New York Times apela à absolvição de Baltasar Gárzon

O jornal norte-americano saiu hoje em defesa do juíz, acusado de investigar os crimes do franquismo, afirmando que o julgamento de Gárzon "atenta contra a justiça e contra a História".

O jornal norte-americano "The New York Times" publicou hoje um editorial intitulado "Truth on Trial in Spain", em apoio ao juíz Baltasar Garzón, para quem pede a absolvição.

O jornal afirma que "persegui-lo (Gárzon) atenta contra a justiça e contra a História", e apela ao Tribunal Supremo de Madrid para que absolva o juíz, adiantando que o mesmo "nunca deveria ter aceite este caso".

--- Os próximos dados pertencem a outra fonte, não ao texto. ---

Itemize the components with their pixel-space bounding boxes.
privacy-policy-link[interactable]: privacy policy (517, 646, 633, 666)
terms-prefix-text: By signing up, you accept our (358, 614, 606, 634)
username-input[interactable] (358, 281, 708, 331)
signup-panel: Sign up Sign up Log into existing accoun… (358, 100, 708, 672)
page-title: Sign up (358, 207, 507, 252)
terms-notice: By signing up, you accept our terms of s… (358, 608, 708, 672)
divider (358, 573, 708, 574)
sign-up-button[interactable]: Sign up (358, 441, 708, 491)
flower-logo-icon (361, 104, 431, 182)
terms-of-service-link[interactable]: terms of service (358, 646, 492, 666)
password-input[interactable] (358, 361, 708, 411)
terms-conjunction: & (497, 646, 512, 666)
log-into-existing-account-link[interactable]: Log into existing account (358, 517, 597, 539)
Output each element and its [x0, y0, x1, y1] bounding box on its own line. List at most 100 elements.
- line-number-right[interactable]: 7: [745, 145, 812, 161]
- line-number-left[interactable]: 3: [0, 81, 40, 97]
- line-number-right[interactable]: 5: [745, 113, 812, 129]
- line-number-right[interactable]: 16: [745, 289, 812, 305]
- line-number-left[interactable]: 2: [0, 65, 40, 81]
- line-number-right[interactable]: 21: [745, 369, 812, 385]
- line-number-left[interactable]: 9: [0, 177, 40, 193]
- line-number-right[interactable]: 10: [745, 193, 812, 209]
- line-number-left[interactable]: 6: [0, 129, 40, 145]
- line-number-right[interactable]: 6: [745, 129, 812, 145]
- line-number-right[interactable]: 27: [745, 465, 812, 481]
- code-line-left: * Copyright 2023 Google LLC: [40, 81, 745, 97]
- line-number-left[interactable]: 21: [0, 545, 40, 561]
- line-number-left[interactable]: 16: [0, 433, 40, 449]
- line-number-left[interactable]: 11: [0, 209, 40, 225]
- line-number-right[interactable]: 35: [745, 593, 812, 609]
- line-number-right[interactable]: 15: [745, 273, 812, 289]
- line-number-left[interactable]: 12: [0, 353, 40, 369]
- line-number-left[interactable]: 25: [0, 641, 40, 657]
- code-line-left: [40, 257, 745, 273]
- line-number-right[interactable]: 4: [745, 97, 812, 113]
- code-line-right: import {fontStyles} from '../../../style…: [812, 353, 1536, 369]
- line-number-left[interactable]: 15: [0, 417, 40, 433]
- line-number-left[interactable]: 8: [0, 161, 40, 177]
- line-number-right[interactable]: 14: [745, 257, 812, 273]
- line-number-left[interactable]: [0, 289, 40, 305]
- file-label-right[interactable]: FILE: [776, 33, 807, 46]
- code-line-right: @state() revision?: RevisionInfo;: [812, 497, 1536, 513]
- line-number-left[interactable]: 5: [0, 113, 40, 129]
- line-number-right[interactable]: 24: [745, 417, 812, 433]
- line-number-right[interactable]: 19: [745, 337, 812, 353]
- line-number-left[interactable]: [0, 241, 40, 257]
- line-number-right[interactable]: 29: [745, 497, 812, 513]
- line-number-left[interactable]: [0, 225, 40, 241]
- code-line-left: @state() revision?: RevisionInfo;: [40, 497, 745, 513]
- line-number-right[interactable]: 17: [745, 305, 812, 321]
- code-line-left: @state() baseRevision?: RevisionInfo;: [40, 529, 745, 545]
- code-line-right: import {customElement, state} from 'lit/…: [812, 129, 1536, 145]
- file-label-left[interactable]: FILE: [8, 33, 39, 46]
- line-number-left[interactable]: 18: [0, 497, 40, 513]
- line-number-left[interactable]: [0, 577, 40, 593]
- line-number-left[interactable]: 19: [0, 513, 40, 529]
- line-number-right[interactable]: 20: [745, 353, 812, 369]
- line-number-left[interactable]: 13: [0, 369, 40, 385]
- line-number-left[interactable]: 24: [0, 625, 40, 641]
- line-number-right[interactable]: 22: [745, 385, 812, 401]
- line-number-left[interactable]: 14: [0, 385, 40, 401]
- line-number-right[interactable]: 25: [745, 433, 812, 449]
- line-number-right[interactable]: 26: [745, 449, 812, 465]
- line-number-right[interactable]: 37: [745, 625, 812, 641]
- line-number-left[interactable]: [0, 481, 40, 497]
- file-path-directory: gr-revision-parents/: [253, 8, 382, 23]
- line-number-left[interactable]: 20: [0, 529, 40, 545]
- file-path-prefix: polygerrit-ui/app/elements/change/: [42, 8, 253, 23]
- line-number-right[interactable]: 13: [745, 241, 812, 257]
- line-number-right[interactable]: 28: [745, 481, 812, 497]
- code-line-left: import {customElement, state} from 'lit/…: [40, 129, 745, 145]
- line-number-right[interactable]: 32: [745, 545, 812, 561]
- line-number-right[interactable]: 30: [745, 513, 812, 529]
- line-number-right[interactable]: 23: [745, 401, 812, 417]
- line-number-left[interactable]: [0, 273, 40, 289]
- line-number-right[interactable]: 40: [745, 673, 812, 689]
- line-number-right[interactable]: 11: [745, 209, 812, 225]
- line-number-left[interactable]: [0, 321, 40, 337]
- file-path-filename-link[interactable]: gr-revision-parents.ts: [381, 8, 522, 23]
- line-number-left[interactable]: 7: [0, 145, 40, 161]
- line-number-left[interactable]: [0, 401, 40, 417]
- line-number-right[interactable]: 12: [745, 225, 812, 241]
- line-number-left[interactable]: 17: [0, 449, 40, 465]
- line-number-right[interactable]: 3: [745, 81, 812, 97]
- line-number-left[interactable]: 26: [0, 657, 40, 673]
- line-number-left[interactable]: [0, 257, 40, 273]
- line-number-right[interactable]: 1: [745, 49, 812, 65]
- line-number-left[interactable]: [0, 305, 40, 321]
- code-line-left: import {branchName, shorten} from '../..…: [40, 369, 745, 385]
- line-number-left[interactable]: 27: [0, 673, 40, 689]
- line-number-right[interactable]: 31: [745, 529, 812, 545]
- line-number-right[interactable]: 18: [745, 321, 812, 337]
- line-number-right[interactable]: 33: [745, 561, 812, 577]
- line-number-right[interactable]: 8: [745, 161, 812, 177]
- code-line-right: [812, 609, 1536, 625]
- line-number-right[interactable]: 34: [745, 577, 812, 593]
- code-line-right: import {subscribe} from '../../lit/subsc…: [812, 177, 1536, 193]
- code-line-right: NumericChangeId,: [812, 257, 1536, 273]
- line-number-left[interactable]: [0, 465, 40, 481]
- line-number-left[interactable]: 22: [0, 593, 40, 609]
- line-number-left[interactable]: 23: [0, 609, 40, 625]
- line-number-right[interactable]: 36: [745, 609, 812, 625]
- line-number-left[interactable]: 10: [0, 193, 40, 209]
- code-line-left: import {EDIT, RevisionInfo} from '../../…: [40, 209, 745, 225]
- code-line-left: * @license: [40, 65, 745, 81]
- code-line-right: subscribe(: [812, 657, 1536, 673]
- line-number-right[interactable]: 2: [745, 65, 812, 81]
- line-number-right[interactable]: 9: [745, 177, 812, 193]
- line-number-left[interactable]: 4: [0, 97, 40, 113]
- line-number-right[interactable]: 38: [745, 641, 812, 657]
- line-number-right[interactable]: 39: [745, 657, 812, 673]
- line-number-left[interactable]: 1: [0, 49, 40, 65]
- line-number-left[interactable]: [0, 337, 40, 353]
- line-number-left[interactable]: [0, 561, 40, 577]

No seu editorial, o jornal afirma que "crimes terríveis foram cometidos em Espanha, antes e depois da Guerra Civil (1936-39), que ainda nenhum tribunal investigou ou julgou. Ninguém sabe quantas pessoas estão desaparecidas, foram torturadas ou mortas. Agora, um dos maiores investigadores espanhóis, o juíz Baltasar Gárzon, está em tribunal por se ter atrevido a abrir um inquérito a essas atrocidades", escreve o "The New York Times" no seu editorial, adiantando que "a Espanha é agora uma democracia moderna, mas o julgamento de Baltasar Gárzon, aberto a semana passada, é um perturbante eco da era totalitária de Franco. Gárzon enfrenta uma pena que o pode impedir de exercer durante 20 anos, por ter desafiado uma amnistia de 1977, embora assegure, com toda a verdade, que segundo a lei internacional, não pode haver amnistias para crimes contra a humanidade ou desaparecimentos de pessoas por explicar - com milhares de valas comuns por abrir - que constituem um crime continuado".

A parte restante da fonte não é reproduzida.